餃子県」。そう聞いて思い浮かぶ都道府県は、一体どこだろうか。

宇都宮市(栃木)と浜松市(静岡)が世帯当たりの購入額を競って繰り広げる「餃子戦争」は毎年なにかと注目を集めている。

2018年の総務省家計調査(家計収支編、2人以上の世帯)では、浜松市が3501円で1位、宇都宮市が3241円で2位だったが、人々の感覚ではどちらに軍配が上がるのだろうか。

そこで、Jタウンネットは2019年9月4日〜11月12日にかけて、「餃子県といえば、どこ?」というテーマでアンケート調査を実施した。

総得票数は1829票。全国の読者が下したのは、意外なジャッジだった。

二強に割って入るダークホース出現



他県の追随を許さず1位に輝いたのは、宇都宮市を有する栃木県(641票)だ。

宇都宮駅前の餃子像や、市の公式ウェブサイトに「餃子のまち」のページを作るなど、市のプロモーションの成果だろうか。2位以下に300票近くの票差を付けて逃げ切った。

注目すべきは、2位と3位である。

なんと、静岡県(352票)をおさえて高知県(353票)が2位を勝ち取ったのだ。票差は3票と僅差だが、それでも勝ちは勝ち。

前述の総務省調査では、高知県の世帯当たりの餃子年間支出金額は1737円と全国平均の2087円を下回る値だ。栃木と静岡の一騎打ちかと思われた戦いに、思わぬ伏兵が現れた。

6位以下の順位は以下の通り。餃子のイメージが全くない「0票県」が多かったことも特徴的。長野、岐阜、三重、滋賀、鳥取、島根、岡山、徳島、香川、愛媛の10地域だ。

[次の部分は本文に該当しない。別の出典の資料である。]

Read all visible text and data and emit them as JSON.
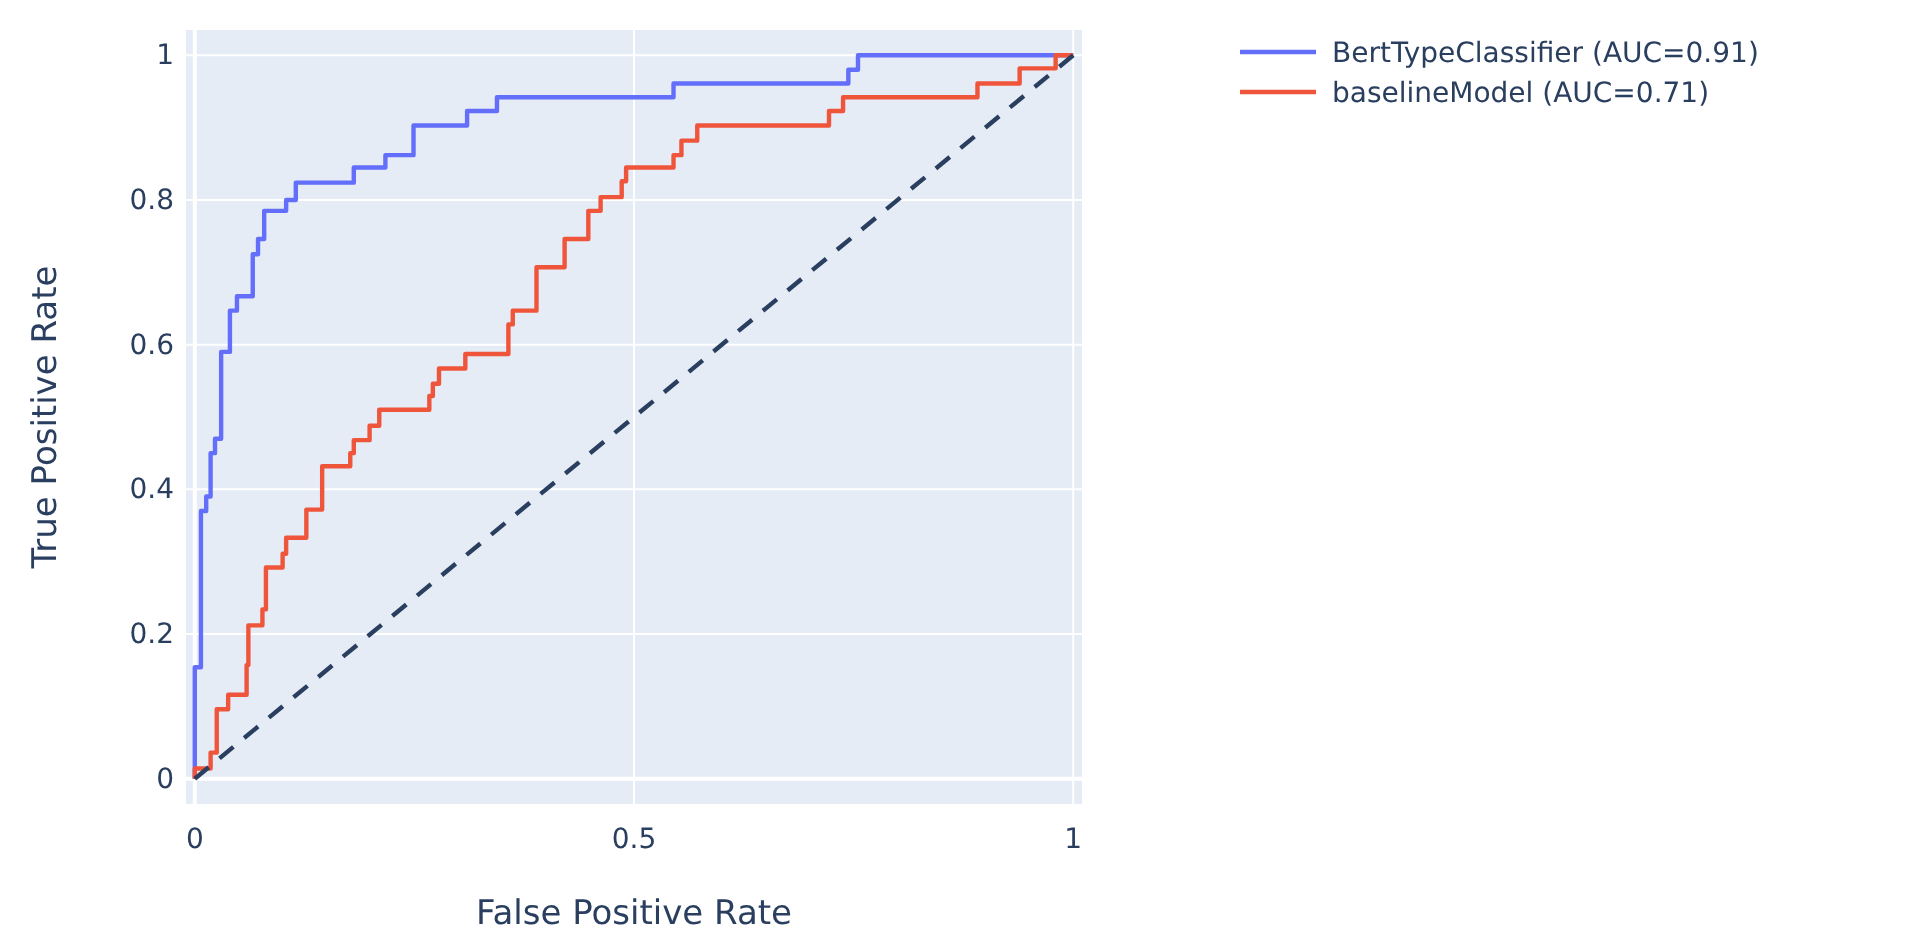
{
  "chart_data": {
    "type": "line",
    "xlabel": "False Positive Rate",
    "ylabel": "True Positive Rate",
    "xlim": [
      -0.01,
      1.01
    ],
    "ylim": [
      -0.035,
      1.035
    ],
    "xticks": [
      0,
      0.5,
      1
    ],
    "yticks": [
      0,
      0.2,
      0.4,
      0.6,
      0.8,
      1
    ],
    "grid": true,
    "legend": "top right",
    "line_style": "solid",
    "marker": "none",
    "series": [
      {
        "name": "BertTypeClassifier (AUC=0.91)",
        "color": "#636efa",
        "x": [
          0,
          0,
          0.007,
          0.007,
          0.013,
          0.013,
          0.018,
          0.018,
          0.023,
          0.023,
          0.03,
          0.03,
          0.04,
          0.04,
          0.048,
          0.048,
          0.066,
          0.066,
          0.072,
          0.072,
          0.079,
          0.079,
          0.104,
          0.104,
          0.115,
          0.115,
          0.181,
          0.181,
          0.217,
          0.217,
          0.249,
          0.249,
          0.31,
          0.31,
          0.344,
          0.344,
          0.545,
          0.545,
          0.744,
          0.744,
          0.755,
          0.755,
          1
        ],
        "values": [
          0,
          0.154,
          0.154,
          0.37,
          0.37,
          0.39,
          0.39,
          0.45,
          0.45,
          0.47,
          0.47,
          0.59,
          0.59,
          0.647,
          0.647,
          0.667,
          0.667,
          0.725,
          0.725,
          0.746,
          0.746,
          0.785,
          0.785,
          0.8,
          0.8,
          0.824,
          0.824,
          0.845,
          0.845,
          0.862,
          0.862,
          0.903,
          0.903,
          0.923,
          0.923,
          0.942,
          0.942,
          0.961,
          0.961,
          0.98,
          0.98,
          1,
          1
        ]
      },
      {
        "name": "baselineModel (AUC=0.71)",
        "color": "#ef553b",
        "x": [
          0,
          0,
          0.018,
          0.018,
          0.025,
          0.025,
          0.038,
          0.038,
          0.059,
          0.059,
          0.061,
          0.061,
          0.077,
          0.077,
          0.081,
          0.081,
          0.1,
          0.1,
          0.104,
          0.104,
          0.127,
          0.127,
          0.145,
          0.145,
          0.177,
          0.177,
          0.181,
          0.181,
          0.199,
          0.199,
          0.21,
          0.21,
          0.267,
          0.267,
          0.271,
          0.271,
          0.278,
          0.278,
          0.308,
          0.308,
          0.357,
          0.357,
          0.362,
          0.362,
          0.389,
          0.389,
          0.421,
          0.421,
          0.448,
          0.448,
          0.462,
          0.462,
          0.486,
          0.486,
          0.491,
          0.491,
          0.545,
          0.545,
          0.554,
          0.554,
          0.572,
          0.572,
          0.722,
          0.722,
          0.738,
          0.738,
          0.891,
          0.891,
          0.939,
          0.939,
          0.98,
          0.98,
          1
        ],
        "values": [
          0,
          0.014,
          0.014,
          0.036,
          0.036,
          0.096,
          0.096,
          0.116,
          0.116,
          0.157,
          0.157,
          0.212,
          0.212,
          0.234,
          0.234,
          0.292,
          0.292,
          0.311,
          0.311,
          0.333,
          0.333,
          0.372,
          0.372,
          0.432,
          0.432,
          0.45,
          0.45,
          0.468,
          0.468,
          0.488,
          0.488,
          0.51,
          0.51,
          0.529,
          0.529,
          0.546,
          0.546,
          0.567,
          0.567,
          0.587,
          0.587,
          0.628,
          0.628,
          0.647,
          0.647,
          0.707,
          0.707,
          0.746,
          0.746,
          0.785,
          0.785,
          0.804,
          0.804,
          0.826,
          0.826,
          0.845,
          0.845,
          0.862,
          0.862,
          0.882,
          0.882,
          0.903,
          0.903,
          0.923,
          0.923,
          0.942,
          0.942,
          0.961,
          0.961,
          0.982,
          0.982,
          1,
          1
        ]
      },
      {
        "type": "line",
        "color": "#2a3f5f",
        "line_style": "dashed",
        "x": [
          0,
          1
        ],
        "values": [
          0,
          1
        ]
      }
    ]
  }
}
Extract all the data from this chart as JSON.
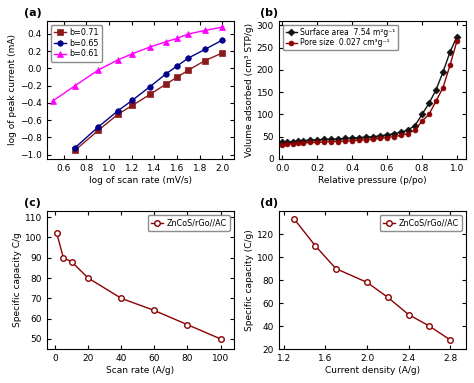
{
  "panel_a": {
    "title": "(a)",
    "xlabel": "log of scan rate (mV/s)",
    "ylabel": "log of peak current (mA)",
    "xlim": [
      0.45,
      2.1
    ],
    "ylim": [
      -1.05,
      0.55
    ],
    "xticks": [
      0.6,
      0.8,
      1.0,
      1.2,
      1.4,
      1.6,
      1.8,
      2.0
    ],
    "yticks": [
      -1.0,
      -0.8,
      -0.6,
      -0.4,
      -0.2,
      0.0,
      0.2,
      0.4
    ],
    "series": [
      {
        "label": "b=0.71",
        "color": "#8B1A1A",
        "marker": "s",
        "markersize": 4.0,
        "x": [
          0.699,
          0.903,
          1.079,
          1.204,
          1.362,
          1.505,
          1.602,
          1.699,
          1.845,
          2.0
        ],
        "y": [
          -0.95,
          -0.72,
          -0.53,
          -0.43,
          -0.3,
          -0.18,
          -0.1,
          -0.02,
          0.09,
          0.18
        ]
      },
      {
        "label": "b=0.65",
        "color": "#00008B",
        "marker": "o",
        "markersize": 4.0,
        "x": [
          0.699,
          0.903,
          1.079,
          1.204,
          1.362,
          1.505,
          1.602,
          1.699,
          1.845,
          2.0
        ],
        "y": [
          -0.92,
          -0.68,
          -0.49,
          -0.37,
          -0.21,
          -0.06,
          0.03,
          0.12,
          0.22,
          0.33
        ]
      },
      {
        "label": "b=0.61",
        "color": "#FF00FF",
        "marker": "^",
        "markersize": 4.5,
        "x": [
          0.5,
          0.699,
          0.903,
          1.079,
          1.204,
          1.362,
          1.505,
          1.602,
          1.699,
          1.845,
          2.0
        ],
        "y": [
          -0.38,
          -0.2,
          -0.02,
          0.1,
          0.17,
          0.25,
          0.31,
          0.35,
          0.4,
          0.44,
          0.48
        ]
      }
    ]
  },
  "panel_b": {
    "title": "(b)",
    "xlabel": "Relative pressure (p/po)",
    "ylabel": "Volume adsorbed (cm³ STP/g)",
    "xlim": [
      -0.02,
      1.05
    ],
    "ylim": [
      0,
      310
    ],
    "xticks": [
      0.0,
      0.2,
      0.4,
      0.6,
      0.8,
      1.0
    ],
    "yticks": [
      0,
      50,
      100,
      150,
      200,
      250,
      300
    ],
    "series": [
      {
        "label": "Surface area  7.54 m²g⁻¹",
        "color": "#111111",
        "marker": "D",
        "markersize": 3.5,
        "x": [
          0.0,
          0.03,
          0.06,
          0.09,
          0.12,
          0.16,
          0.2,
          0.24,
          0.28,
          0.32,
          0.36,
          0.4,
          0.44,
          0.48,
          0.52,
          0.56,
          0.6,
          0.64,
          0.68,
          0.72,
          0.76,
          0.8,
          0.84,
          0.88,
          0.92,
          0.96,
          1.0
        ],
        "y": [
          37,
          38,
          39,
          40,
          41,
          42,
          43,
          44,
          44,
          45,
          46,
          47,
          48,
          49,
          50,
          52,
          54,
          57,
          60,
          65,
          75,
          100,
          125,
          155,
          195,
          240,
          275
        ]
      },
      {
        "label": "Pore size  0.027 cm³g⁻¹",
        "color": "#8B0000",
        "marker": "o",
        "markersize": 3.5,
        "x": [
          0.0,
          0.03,
          0.06,
          0.09,
          0.12,
          0.16,
          0.2,
          0.24,
          0.28,
          0.32,
          0.36,
          0.4,
          0.44,
          0.48,
          0.52,
          0.56,
          0.6,
          0.64,
          0.68,
          0.72,
          0.76,
          0.8,
          0.84,
          0.88,
          0.92,
          0.96,
          1.0
        ],
        "y": [
          32,
          33,
          34,
          35,
          36,
          37,
          37,
          38,
          39,
          39,
          40,
          41,
          42,
          43,
          44,
          46,
          48,
          50,
          53,
          57,
          65,
          85,
          100,
          130,
          160,
          210,
          265
        ]
      }
    ]
  },
  "panel_c": {
    "title": "(c)",
    "xlabel": "Scan rate (A/g)",
    "ylabel": "Specific capacity C/g",
    "xlim": [
      -5,
      108
    ],
    "ylim": [
      45,
      113
    ],
    "xticks": [
      0,
      20,
      40,
      60,
      80,
      100
    ],
    "yticks": [
      50,
      60,
      70,
      80,
      90,
      100,
      110
    ],
    "label": "ZnCoS/rGo//AC",
    "color": "#8B0000",
    "marker": "o",
    "markersize": 4.0,
    "x": [
      1,
      5,
      10,
      20,
      40,
      60,
      80,
      100
    ],
    "y": [
      102,
      90,
      88,
      80,
      70,
      64,
      57,
      50
    ]
  },
  "panel_d": {
    "title": "(d)",
    "xlabel": "Current density (A/g)",
    "ylabel": "Specific capacity (C/g)",
    "xlim": [
      1.15,
      2.95
    ],
    "ylim": [
      20,
      140
    ],
    "xticks": [
      1.2,
      1.6,
      2.0,
      2.4,
      2.8
    ],
    "yticks": [
      20,
      40,
      60,
      80,
      100,
      120
    ],
    "label": "ZnCoS/rGo//AC",
    "color": "#8B0000",
    "marker": "o",
    "markersize": 4.0,
    "x": [
      1.3,
      1.5,
      1.7,
      2.0,
      2.2,
      2.4,
      2.6,
      2.8
    ],
    "y": [
      133,
      110,
      90,
      78,
      65,
      50,
      40,
      28
    ]
  }
}
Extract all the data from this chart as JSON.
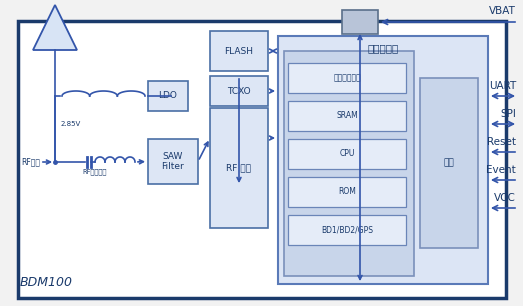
{
  "arrow_color": "#3355aa",
  "text_color": "#1a3a6b",
  "border_color": "#1a3a6b",
  "box_edge": "#4a6fa5",
  "box_fill": "#dde6f5",
  "bb_fill": "#dce5f5",
  "bb_edge": "#5a7ab8",
  "inner_fill": "#c8d5ea",
  "inner_edge": "#7a90bb",
  "block_fill": "#e5ecf8",
  "block_edge": "#6a85b8",
  "title": "BDM100",
  "baseband_title": "基带处理器",
  "interface_label": "接口",
  "saw_label": "SAW\nFilter",
  "rf_label": "RF 前端",
  "tcxo_label": "TCXO",
  "flash_label": "FLASH",
  "ldo_label": "LDO",
  "inner_blocks": [
    {
      "label": "数字中频滤波"
    },
    {
      "label": "SRAM"
    },
    {
      "label": "CPU"
    },
    {
      "label": "ROM"
    },
    {
      "label": "BD1/BD2/GPS"
    }
  ],
  "right_signals": [
    {
      "label": "UART",
      "dir": "both"
    },
    {
      "label": "SPI",
      "dir": "both"
    },
    {
      "label": "Reset",
      "dir": "in"
    },
    {
      "label": "Event",
      "dir": "in"
    },
    {
      "label": "VCC",
      "dir": "in"
    }
  ],
  "vbat_label": "VBAT",
  "rf_input_label": "RF输入",
  "rf_match_label": "RF输入匹配",
  "voltage_label": "2.85V"
}
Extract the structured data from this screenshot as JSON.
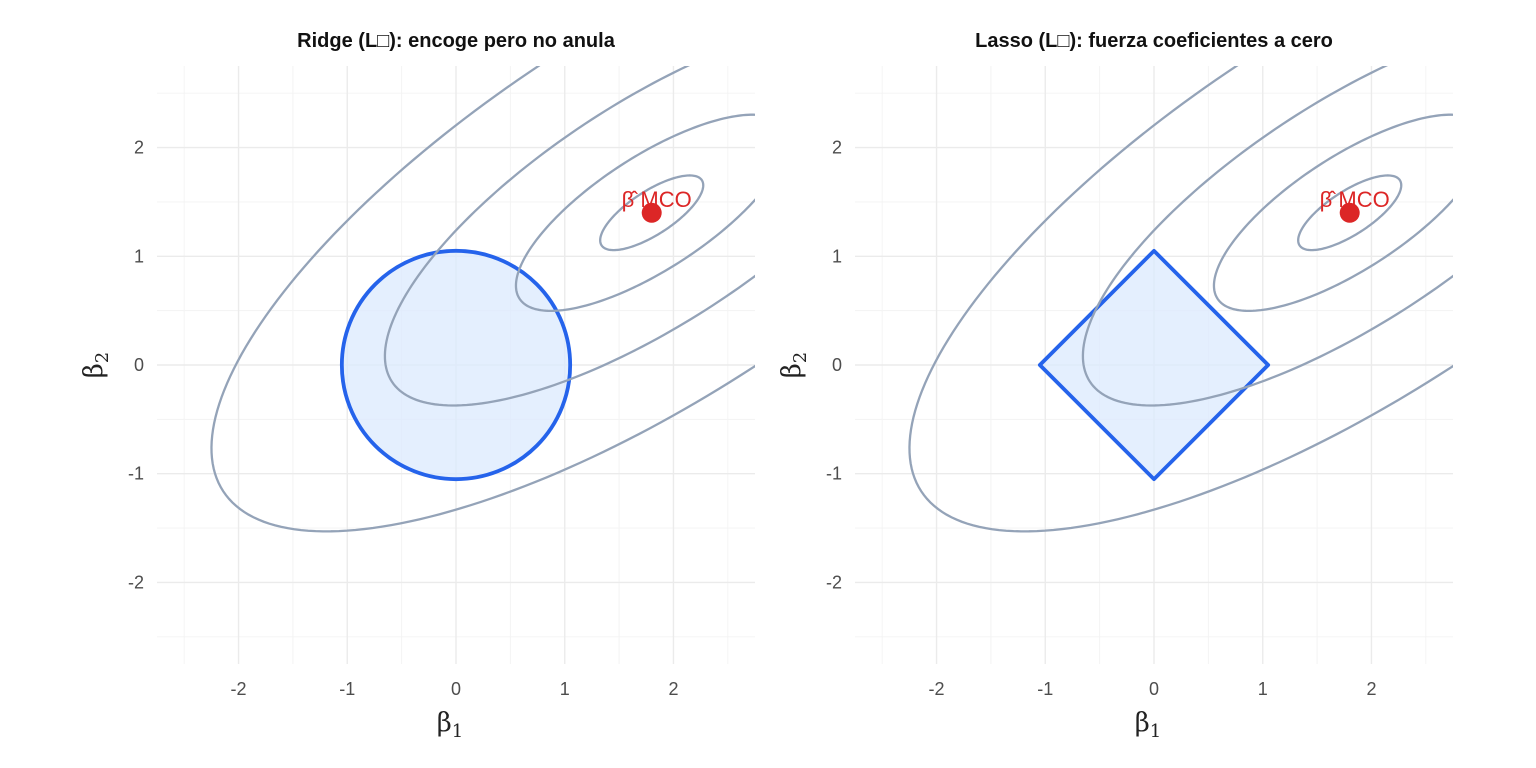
{
  "chart_data": [
    {
      "type": "contour",
      "title": "Ridge (L□): encoge pero no anula",
      "xlabel": "β",
      "xlabel_sub": "1",
      "ylabel": "β",
      "ylabel_sub": "2",
      "xlim": [
        -2.75,
        2.75
      ],
      "ylim": [
        -2.75,
        2.75
      ],
      "x_ticks": [
        -2,
        -1,
        0,
        1,
        2
      ],
      "y_ticks": [
        -2,
        -1,
        0,
        1,
        2
      ],
      "x_tick_labels": [
        "-2",
        "-1",
        "0",
        "1",
        "2"
      ],
      "y_tick_labels": [
        "-2",
        "-1",
        "0",
        "1",
        "2"
      ],
      "grid": true,
      "ols_estimate": {
        "x": 1.8,
        "y": 1.4,
        "label": "β̂ MCO"
      },
      "loss_contours": {
        "center": [
          1.8,
          1.4
        ],
        "angle_deg": 33,
        "semi_axes": [
          [
            0.55,
            0.2
          ],
          [
            1.45,
            0.52
          ],
          [
            2.85,
            1.02
          ],
          [
            4.7,
            1.7
          ]
        ]
      },
      "constraint": {
        "shape": "circle",
        "radius": 1.05
      }
    },
    {
      "type": "contour",
      "title": "Lasso (L□): fuerza coeficientes a cero",
      "xlabel": "β",
      "xlabel_sub": "1",
      "ylabel": "β",
      "ylabel_sub": "2",
      "xlim": [
        -2.75,
        2.75
      ],
      "ylim": [
        -2.75,
        2.75
      ],
      "x_ticks": [
        -2,
        -1,
        0,
        1,
        2
      ],
      "y_ticks": [
        -2,
        -1,
        0,
        1,
        2
      ],
      "x_tick_labels": [
        "-2",
        "-1",
        "0",
        "1",
        "2"
      ],
      "y_tick_labels": [
        "-2",
        "-1",
        "0",
        "1",
        "2"
      ],
      "grid": true,
      "ols_estimate": {
        "x": 1.8,
        "y": 1.4,
        "label": "β̂ MCO"
      },
      "loss_contours": {
        "center": [
          1.8,
          1.4
        ],
        "angle_deg": 33,
        "semi_axes": [
          [
            0.55,
            0.2
          ],
          [
            1.45,
            0.52
          ],
          [
            2.85,
            1.02
          ],
          [
            4.7,
            1.7
          ]
        ]
      },
      "constraint": {
        "shape": "diamond",
        "radius": 1.05
      }
    }
  ],
  "colors": {
    "contour": "#94a3b8",
    "constraint_stroke": "#2563eb",
    "constraint_fill": "#dbeafe",
    "ols_point": "#dc2626",
    "grid": "#ebebeb"
  }
}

さて、「餃子戦争」当事者の認識はどんなものなのか、栃木と静岡の結果を見てみよう。

圧倒的な強さを見せつけた栃木からは、138票が集まった。この票数は47都道府県中2番目で、「餃子県はどこか」というテーマへの関心の高さが伺える。



もちろん得票率が最も高かったのは、地元・栃木だ。

しかし、ここでも高知と回答した人が4割以上いた。ちなみに、静岡と回答した人は1人だけ。静岡に対する敵がい心を、かえって際立たせているようにも思える。

対する静岡からは83票が集まった。栃木に次いで3番目に多い票数で、こちらも結果に興味津々といった様相だ。



当然、1位は地元。そしてここでも高知が2位につけている。票差も4票と僅差だ。

栃木は11票を獲得して3位。ライバル心はあるが、実力は認めざるを得ない...といったところだろうか。

静岡の敗因は「局地的な認知度」?

餃子戦争」の完全なる第三者はどう考えているのだろうか。

全体の54%以上の票は東京都から集まったので、こちらの結果を見てみよう。



栃木・静岡・高知のみに注目すると、上のグラフになる。

栃木が36.4%で1位、静岡が26.9%で2位。これに広島(18.6%)、福岡(2.4%)、福島(2.3%)、京都(1.9%)、宮崎(1.7%)と続き、高知(1.3%)は8位だった。

東京では「餃子県」の認識があまりない様子の高知がなぜ全国ランキング2位に輝き、静岡に勝てたのか。票の集まり方に特徴があった。

静岡への投票があった都道府県は、首都圏と東海地方を中心に17。30の府県からは1票も集まらず、認知度の局地性が浮き彫りになった。

一方で高知への投票がなかったのは石川県のみ。少しずつではあるが、46の都道府県から票が集まり、合計で355票になった。高知の餃子は、広い範囲で知られているようだ。

そもそも高知の餃子って?

ところで、高知の餃子とはどんな餃子なのか。

東京・恵比寿にも出店する高知発の餃子店「安兵衛」のウェブサイトによると、高知には屋台文化が色濃く残っている。

屋台では、揚げ焼きにされた小ぶりの餃子が提供されていて、いつからか「屋台餃子」と呼ばれるようになったという。「屋台餃子」は、今では餃子専門店や多くの飲食店にも置かれ、高知名物になっているそうだ。


パリパリで小ぶりの屋台餃子

飲んだ後のシメにラーメンを食べる、というのはよくある話だが、高知には「酒を飲んだ後は屋台の餃子で〆る」という文化があるらしい。

薄皮で野菜が多く、パリパリとした食感の屋台餃子はシメにも食べやすいようだ。